Middle Track Operation on the N&W

NW Mailing List nw-mailing-list at nwhs.org
Tue Feb 4 17:16:25 EST 2014


I am looking for information on exactly how the N&W operated its Middle Tracks.


DEFINITION: A middle track was a track, located between two signaled main tracks, provided so that interior slow trains (freights) could get off the main track when they "fell back on the time of" a following superior train (e.g. a First Class train.)

EXAMPLE of the Use of a Middle Track: Extra 2042 West, a tonnage train, leaves Elliston on the Westbound Main Line not far ahead of No. 25's time. Making a slow run up Christiansburg Mountain, the crew of Extra 2042 West pulls into the Arthur Middle Track and lets No. 25 proceed around them without delay. The crew of the Extra West does not have to be instructed by message or Train Order to do this -- the rule told them what to do. Rule 86: "Unless otherwise provided, an inferior train must clear the time of a superior train in the same direction not less than five (5) minutes; but must be in the clear at the time a first class train, in the same direction, is due to leave the next station in the rear where time is shown." (Over the years, there were all kinds of permutations on this rule, allowing Extra trains to run ahead of Third and Fourth Class trains, and the like, without clearing. But those permutations are not germane for the question I'm raising.)

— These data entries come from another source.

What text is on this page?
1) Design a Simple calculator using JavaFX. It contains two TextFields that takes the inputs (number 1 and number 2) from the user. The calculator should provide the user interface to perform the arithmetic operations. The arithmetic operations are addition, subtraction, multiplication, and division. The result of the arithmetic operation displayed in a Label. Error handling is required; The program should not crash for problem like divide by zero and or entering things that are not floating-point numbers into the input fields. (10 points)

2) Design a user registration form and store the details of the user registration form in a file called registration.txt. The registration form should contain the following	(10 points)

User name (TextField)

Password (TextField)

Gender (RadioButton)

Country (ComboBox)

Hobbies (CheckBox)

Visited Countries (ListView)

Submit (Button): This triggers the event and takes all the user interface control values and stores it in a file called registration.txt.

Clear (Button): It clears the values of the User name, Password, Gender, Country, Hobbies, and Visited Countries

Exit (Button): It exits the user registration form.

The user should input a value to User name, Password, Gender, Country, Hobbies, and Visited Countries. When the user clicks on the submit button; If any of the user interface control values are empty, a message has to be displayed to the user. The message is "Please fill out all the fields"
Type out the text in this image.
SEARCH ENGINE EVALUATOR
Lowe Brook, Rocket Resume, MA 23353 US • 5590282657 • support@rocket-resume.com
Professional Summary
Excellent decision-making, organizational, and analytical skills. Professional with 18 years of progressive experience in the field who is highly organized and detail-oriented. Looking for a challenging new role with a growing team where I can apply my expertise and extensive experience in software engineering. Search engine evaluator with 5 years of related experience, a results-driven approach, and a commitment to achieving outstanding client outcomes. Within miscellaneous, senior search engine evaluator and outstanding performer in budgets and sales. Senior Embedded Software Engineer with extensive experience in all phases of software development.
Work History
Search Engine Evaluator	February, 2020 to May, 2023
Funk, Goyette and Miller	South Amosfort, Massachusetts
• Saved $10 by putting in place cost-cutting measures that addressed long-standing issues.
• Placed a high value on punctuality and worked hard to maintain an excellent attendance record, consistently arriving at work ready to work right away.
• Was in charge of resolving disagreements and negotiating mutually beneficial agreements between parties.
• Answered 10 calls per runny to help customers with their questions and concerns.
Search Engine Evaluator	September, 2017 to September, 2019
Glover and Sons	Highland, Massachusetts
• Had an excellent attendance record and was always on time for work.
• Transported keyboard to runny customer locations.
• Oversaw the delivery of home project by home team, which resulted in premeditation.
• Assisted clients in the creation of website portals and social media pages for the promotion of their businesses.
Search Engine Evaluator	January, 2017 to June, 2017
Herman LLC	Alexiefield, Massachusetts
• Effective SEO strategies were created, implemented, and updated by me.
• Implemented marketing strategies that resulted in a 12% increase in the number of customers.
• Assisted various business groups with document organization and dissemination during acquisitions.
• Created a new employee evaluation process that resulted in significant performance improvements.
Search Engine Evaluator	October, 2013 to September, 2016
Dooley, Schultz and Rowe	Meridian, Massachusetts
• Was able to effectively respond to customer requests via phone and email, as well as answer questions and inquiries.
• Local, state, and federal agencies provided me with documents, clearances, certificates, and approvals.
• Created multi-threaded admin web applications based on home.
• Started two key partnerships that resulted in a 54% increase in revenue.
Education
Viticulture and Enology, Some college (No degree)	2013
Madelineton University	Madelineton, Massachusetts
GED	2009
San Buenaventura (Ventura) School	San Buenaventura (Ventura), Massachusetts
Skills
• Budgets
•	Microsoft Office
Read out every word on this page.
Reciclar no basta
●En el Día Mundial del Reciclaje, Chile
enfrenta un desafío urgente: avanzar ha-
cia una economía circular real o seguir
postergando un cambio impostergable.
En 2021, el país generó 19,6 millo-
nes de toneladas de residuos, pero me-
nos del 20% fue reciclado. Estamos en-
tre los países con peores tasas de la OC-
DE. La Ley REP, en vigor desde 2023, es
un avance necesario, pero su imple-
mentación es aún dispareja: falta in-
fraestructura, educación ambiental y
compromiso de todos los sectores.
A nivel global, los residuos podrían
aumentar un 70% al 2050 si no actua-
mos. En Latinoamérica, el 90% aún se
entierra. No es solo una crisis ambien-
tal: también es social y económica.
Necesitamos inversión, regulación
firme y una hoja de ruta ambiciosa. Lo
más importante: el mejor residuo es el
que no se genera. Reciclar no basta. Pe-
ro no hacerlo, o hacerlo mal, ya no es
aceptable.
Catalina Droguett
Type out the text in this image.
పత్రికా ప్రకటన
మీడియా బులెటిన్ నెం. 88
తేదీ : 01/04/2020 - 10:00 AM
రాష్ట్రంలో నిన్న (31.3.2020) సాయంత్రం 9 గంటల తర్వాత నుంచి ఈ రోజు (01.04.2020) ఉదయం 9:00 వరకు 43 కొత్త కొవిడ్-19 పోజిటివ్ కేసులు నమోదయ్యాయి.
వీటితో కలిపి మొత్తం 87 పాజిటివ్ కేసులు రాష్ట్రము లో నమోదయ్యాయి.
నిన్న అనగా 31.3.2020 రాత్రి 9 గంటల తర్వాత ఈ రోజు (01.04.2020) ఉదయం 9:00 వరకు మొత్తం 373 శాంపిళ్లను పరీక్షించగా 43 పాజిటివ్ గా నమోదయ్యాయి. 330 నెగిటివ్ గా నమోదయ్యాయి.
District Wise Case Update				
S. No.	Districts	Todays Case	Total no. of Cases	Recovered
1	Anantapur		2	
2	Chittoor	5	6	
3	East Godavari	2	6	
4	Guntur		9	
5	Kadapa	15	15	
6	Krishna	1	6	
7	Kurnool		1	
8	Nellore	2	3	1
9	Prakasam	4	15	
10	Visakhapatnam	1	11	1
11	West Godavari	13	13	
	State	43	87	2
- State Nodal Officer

QUESTION: My question is this... What provision did the N&W make to prevent opposing trains from entering the same middle track at the same time, and coming to a nose-to-nose Mexican Standoff?

ONE OBVIOUS SOLUTION is to provide "middle crossovers" (escape crossovers) somewhere along the middle track, and designate the east portion of the middle track for the use of westbound trains, and the west portion of the middle track for the use of eastward trains. This is what the N&W did on long middle tracks which had the capacity for holding two trains.

ANOTHER SOLUTION would be to designate certain middle tracks as for the use of only eastbound (or only westbound) trains, "unless otherwise provided," which meant unless otherwise instructed by the Train Dispatcher.

A THIRD SOLUTION, and the one I think the N&W used, was to provide some form of signal protection against opposing trains pulling into a middle track simultaneously. So that, if an eastbound had opened the switch to enter a middle track, the switch at the far end would be electrically locked and could not be used by a westbound for pulling into the same middle track. IT IS THIS THIRD SOLUTION that I am curious about... IS THIS WHAT THE N&W DID? HOW DID THE ARRANGEMENT WORK?

Middle tracks generally went the way of the DoDo Bird with the advent of CTC, the reduction in passenger trains, and the era of "Stuart Saunders reductions."

So, to REITERATE THE QUESTION, does anyone know how the N&W operated middle tracks NOT equipped with middle crossovers?

Sorry for the longwinded question, but it asks about a situation which needs a rather full explanation.